Old-fashioned liberalism doesn’t get much respect these days, and Nadine Strossen illustrates the point by pulling out a hat. “I have to show you this gift that somebody gave me, which is such a hoot,” she says, producing a red baseball cap that bears the slogan MAKE J.S. MILL GREAT AGAIN. “Which looks like a MAGA cap,” she adds, as if to help me narrate the scene.

As she dons it, I observe that if she walked around town in her bright-blue home state, angry onlookers would think it was a MAGA hat. “And,” she continues, “I can’t tell you how many educated friends of mine have said, ‘Who is J.S. Mill?’ So we really do have to make him great again.”

Ms. Strossen, 71, has made a career as a legal and scholarly defender of classical liberal ideals, most notably as president of the American Civil Liberties Union from 1991 through 2008. She brings up John Stuart Mill (1806-73), the British philosopher and parliamentarian, by way of citing his view, as she puts it, “that everything should be subject to re-examination,” including “our most cherished ideas.”

. . .

“For many decades now there’s been this asserted dichotomy or tension between equality rights and liberty,” Ms. Strossen says. “I continue to believe that they’re mutually reinforcing, that we can’t have meaningful liberty, in a meaningful sense, unless it’s equally available to everybody. . . . Every single one of us should have an equal right to choose how we express ourselves, how we communicate to somebody else, what we choose to listen to.”

She elaborates in her 2018 book, “Hate: Why We Should Resist It With Free Speech, Not Censorship,” and in our interview when we turn to higher education. Campus authorities frequently justify the suppression of “so-called hate speech”—Ms. Strossen is punctilious about including that dismissive qualifier—with what she calls the “false and dangerous equation between free expression and physical violence.”

“When people hear the term ‘hate speech,’ ” she says, “they usually envision the most heinous examples—a racial epithet; spitting in the face of Dr. Martin Luther King. But in fact, when you see what’s been attacked as so-called hate speech on campus, it’s opposing the idea of defund the police, opposing the idea of open borders.” Any questioning of transgender ideology or identity is cast as “denying the humanity of trans people, or transphobic.” Ms. Strossen hastens to add that “I completely support full and equal rights for trans people,” but she says critics are “raising concerns that I think deserve to be raised and deserve to be discussed.”

Ms.
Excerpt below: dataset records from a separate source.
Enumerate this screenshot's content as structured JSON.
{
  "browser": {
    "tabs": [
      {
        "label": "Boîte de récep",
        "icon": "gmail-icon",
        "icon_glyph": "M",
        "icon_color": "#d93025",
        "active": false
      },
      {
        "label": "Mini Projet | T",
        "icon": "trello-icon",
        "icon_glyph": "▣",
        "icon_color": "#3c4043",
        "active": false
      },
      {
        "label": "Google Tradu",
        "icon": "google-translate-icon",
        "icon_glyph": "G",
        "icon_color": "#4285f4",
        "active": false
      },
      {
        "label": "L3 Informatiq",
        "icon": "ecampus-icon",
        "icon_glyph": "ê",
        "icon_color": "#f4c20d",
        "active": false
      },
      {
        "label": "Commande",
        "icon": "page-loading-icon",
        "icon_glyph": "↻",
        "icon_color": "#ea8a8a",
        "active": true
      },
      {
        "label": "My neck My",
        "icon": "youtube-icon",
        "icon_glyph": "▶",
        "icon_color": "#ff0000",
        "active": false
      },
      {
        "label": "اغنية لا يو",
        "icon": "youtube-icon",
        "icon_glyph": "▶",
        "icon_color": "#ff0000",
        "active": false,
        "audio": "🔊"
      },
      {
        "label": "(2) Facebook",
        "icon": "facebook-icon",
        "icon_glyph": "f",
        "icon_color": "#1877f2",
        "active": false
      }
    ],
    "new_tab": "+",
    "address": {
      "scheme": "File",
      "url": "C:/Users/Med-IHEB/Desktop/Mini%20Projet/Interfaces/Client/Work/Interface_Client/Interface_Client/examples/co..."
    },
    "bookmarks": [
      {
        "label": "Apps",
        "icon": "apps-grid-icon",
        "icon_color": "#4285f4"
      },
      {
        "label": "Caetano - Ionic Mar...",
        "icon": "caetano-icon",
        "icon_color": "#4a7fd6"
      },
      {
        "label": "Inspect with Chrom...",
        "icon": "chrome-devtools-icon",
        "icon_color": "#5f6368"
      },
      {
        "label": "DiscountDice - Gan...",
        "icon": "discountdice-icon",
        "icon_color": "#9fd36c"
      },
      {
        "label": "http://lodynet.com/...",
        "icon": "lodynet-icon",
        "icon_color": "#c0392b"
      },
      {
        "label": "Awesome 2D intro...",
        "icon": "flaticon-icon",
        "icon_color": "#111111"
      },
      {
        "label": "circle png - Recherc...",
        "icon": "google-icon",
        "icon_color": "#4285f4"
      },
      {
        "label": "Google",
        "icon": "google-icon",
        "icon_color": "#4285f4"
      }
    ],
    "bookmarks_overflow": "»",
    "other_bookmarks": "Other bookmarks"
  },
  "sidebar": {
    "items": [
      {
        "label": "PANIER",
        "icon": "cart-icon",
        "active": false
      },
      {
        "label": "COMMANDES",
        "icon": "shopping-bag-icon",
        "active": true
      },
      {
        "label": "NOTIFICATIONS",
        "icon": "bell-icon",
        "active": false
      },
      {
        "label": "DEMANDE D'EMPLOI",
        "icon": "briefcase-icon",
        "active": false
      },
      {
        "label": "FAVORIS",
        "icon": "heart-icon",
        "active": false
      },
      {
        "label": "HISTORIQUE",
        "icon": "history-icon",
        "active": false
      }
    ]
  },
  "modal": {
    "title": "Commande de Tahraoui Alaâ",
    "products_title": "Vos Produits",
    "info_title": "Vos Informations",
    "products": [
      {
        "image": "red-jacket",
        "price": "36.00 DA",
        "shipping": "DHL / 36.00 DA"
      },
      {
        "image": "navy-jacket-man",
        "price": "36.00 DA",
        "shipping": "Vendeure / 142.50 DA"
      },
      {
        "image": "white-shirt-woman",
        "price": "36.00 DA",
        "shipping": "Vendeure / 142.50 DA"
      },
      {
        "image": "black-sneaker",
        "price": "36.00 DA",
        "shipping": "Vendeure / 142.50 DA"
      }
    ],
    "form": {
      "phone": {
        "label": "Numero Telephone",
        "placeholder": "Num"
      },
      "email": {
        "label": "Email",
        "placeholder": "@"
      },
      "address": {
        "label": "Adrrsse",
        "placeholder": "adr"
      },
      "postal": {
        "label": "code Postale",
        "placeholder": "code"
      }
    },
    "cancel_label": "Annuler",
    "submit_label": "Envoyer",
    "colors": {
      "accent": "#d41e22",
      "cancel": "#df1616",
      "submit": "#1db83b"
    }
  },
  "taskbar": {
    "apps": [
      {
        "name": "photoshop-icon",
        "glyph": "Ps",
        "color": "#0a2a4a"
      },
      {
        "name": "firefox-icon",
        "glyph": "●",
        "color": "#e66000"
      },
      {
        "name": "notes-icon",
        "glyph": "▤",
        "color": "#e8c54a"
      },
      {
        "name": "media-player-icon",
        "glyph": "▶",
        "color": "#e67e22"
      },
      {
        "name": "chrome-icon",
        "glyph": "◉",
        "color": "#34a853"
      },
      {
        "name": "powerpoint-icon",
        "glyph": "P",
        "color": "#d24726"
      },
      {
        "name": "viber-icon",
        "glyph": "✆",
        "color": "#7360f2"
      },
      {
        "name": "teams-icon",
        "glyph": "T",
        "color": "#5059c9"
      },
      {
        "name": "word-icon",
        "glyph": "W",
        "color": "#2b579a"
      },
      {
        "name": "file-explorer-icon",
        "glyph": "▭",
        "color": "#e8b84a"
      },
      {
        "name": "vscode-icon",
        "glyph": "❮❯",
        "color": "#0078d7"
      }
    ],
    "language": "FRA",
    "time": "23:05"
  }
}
Strossen, herself a professor emerita at New York Law School, likens the situation on campuses to McCarthyism, “a climate of fear that leads to treating certain people with suspicion or, worse, ostracizing those people and those who try to defend them, and punishing them.”

. . .

On campus, she admits that things are worse than they’ve been at least since the McCarthy era—but she still tries to look on the bright side. “I am absolutely convinced that a future generation is going to look back on this time and say this is another very bad time,” she says.

For the full interview, see:

Tunku Varadarajan. “THE WEEKEND INTERVIEW; Make Freedom of Speech Liberal Again.” The Wall Street Journal (Saturday, Aug. 6, 2022): A13.

(Note: ellipses between paragraphs, added; ellipsis internal to paragraph, in original.)

(Note: the online version of the interview has the date August 5, 2022, and has the same title as the print version.)

The Strossen book mentioned in the interview is:

Strossen, Nadine. Hate: Why We Should Resist It with Free Speech, Not Censorship. New York: Oxford University Press, 2020.